3. Undertale (Toby Fox, 2015)

A game very much inspired by Earthbound (my favorite game of all time), so naturally I had to check it out.  And like that game, it's also brimming with a sincerity and charm that few other games can match.  Of course, it's also not without its fresh elements - a combat system that works a bit like a bullet-dodging shmup at some times and a platformer or rhythm game at others, and multiple paths through the story depending on one's choices throughout, letting the player "defeat" enemies nonviolently or through the traditional RPG method of smashing them to pieces with a blunt instrument.  This, plus simple but charming graphics, great music and some amazingly well-written characters and heartfelt, yet hilarious dialog, make it a very captivating experience.  Not to mention that the things you do in previous playthroughs will change things up for later ones, so it has plenty of replay value on top.

2. Zero Escape: The Nonary Games (2017)

Easily my favorite visual novel franchise of resent years, Zero Escape at first seems to be something akin to a horror movie - nine people trapped in a life-or-death scenario and desperately trying to make their way out before it's too late.  However, it soon gives way to something much deeper, quickly working in elements of urban legends and some surprisingly cerebral science fiction and philosophical themes, and while it does get extremely convoluted, it's nonetheless a journey that remains thrilling every step of the way.  As ever, I can't say too much without giving things away, so I'll just say that you should play it - you won't be let down by what you find.

1. Fallout: New Vegas (Obsidian Entertainment, 2010)

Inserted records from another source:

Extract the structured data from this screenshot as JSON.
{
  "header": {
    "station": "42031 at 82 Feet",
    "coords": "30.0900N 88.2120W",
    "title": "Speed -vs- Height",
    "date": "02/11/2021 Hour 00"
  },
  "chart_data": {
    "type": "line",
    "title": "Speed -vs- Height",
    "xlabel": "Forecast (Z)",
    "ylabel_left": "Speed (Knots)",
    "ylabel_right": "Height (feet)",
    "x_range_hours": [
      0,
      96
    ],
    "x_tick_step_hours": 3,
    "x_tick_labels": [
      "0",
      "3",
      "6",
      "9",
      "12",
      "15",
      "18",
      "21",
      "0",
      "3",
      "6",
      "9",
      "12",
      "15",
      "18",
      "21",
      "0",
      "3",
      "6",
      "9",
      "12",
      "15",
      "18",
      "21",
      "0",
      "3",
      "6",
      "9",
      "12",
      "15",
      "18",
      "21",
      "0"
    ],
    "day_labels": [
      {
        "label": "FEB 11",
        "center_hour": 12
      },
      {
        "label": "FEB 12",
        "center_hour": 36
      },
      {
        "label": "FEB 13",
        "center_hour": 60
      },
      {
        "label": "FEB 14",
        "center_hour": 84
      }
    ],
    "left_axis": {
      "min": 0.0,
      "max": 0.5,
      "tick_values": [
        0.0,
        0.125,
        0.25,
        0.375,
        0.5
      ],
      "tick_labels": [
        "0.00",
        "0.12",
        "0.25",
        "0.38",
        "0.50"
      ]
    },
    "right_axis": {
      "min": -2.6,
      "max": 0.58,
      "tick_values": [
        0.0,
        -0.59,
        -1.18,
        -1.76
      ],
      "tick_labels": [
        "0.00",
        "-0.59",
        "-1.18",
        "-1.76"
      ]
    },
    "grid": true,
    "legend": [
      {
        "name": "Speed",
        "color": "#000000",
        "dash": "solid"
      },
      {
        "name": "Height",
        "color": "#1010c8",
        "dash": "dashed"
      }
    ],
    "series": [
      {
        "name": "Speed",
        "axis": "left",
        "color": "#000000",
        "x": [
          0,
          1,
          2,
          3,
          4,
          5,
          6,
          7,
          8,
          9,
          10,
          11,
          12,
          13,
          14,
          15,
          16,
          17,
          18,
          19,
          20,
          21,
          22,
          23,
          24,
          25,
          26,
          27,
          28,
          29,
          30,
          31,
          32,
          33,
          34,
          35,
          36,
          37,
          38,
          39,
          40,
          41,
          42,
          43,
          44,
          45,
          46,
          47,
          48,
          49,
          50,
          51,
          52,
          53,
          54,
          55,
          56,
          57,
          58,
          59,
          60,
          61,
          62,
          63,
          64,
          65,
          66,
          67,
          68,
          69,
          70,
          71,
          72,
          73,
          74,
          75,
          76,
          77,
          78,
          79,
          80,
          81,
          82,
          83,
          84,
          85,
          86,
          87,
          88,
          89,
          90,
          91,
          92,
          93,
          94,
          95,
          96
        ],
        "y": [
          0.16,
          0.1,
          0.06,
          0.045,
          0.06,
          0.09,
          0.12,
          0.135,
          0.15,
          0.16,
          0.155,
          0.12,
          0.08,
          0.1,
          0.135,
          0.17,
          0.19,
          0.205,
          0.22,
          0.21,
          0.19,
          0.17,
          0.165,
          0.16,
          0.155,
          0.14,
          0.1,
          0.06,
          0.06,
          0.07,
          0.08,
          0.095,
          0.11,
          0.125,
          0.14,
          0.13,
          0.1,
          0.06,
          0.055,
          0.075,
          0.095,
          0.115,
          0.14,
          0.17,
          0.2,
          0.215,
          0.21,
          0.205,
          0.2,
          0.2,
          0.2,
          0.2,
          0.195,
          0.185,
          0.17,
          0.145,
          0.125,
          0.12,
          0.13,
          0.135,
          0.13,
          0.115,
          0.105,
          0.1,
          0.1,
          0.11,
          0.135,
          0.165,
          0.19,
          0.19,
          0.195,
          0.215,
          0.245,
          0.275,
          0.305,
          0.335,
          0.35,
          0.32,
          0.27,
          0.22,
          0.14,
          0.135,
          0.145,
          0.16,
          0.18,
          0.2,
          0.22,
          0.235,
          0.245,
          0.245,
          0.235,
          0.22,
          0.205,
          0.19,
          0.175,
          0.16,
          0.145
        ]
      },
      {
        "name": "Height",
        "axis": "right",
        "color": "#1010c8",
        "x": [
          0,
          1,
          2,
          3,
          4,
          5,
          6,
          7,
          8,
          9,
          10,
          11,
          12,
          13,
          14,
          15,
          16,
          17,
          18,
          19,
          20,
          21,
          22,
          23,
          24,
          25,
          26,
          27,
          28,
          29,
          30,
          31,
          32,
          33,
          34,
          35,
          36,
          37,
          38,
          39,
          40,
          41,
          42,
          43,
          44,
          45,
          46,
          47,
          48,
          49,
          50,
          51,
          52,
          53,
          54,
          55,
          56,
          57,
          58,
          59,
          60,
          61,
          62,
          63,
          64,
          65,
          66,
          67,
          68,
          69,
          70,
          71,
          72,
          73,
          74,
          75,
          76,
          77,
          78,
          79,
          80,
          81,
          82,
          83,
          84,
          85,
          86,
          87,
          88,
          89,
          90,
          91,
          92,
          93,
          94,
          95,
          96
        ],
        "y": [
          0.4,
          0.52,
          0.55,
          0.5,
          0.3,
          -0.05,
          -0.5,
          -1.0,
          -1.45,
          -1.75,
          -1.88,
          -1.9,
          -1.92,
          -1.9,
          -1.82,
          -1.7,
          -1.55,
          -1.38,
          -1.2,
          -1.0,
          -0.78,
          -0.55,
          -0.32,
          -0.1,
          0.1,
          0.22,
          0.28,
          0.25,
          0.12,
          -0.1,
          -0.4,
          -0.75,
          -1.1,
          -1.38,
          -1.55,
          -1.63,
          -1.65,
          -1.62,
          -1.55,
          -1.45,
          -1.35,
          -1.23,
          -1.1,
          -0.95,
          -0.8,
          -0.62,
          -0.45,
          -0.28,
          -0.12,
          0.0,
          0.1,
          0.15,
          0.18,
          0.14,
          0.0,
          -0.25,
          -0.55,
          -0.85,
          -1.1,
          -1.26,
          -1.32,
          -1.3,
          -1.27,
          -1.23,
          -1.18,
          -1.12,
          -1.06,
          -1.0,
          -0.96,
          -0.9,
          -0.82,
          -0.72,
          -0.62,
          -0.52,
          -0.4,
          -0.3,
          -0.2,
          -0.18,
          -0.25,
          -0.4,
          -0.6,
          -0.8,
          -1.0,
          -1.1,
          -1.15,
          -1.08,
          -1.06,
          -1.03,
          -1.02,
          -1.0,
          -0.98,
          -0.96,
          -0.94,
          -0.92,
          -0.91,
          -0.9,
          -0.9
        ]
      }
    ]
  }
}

Like most long-time Fallout fans, I had mixed feelings about the franchise being bought out by Bethesda, as well as their insistence on scrapping everything that had been done with Black Isle's Fallout 3 and starting from scratch to tell their own story.  I think they made a good attempt at capturing the mood of Fallout with 3, but it just didn't feel quite as deep and solidly-crafted as the two PC classics that came before.  But when New Vegas was announced as a game that would bring the original dev team back to the franchise, I was naturally very excited to see what they would have to offer.  Thankfully, they did an incredible job bringing the series back to its roots with a vast and complex web of factions, dozens of locations to explore, hundreds of quests to complete and characters to interact with, as well as some of the most inspired DLC missions I've ever seen in any game (particularly Old World Blues, which is incredibly surreal and downright hilarious).  It is hampered somewhat by the dated Gamebryo engine and still very buggy even after numerous patches, but none of that can change the fact that it's a fantastic RPG and, in my book, one of the finest examples of the genre ever created.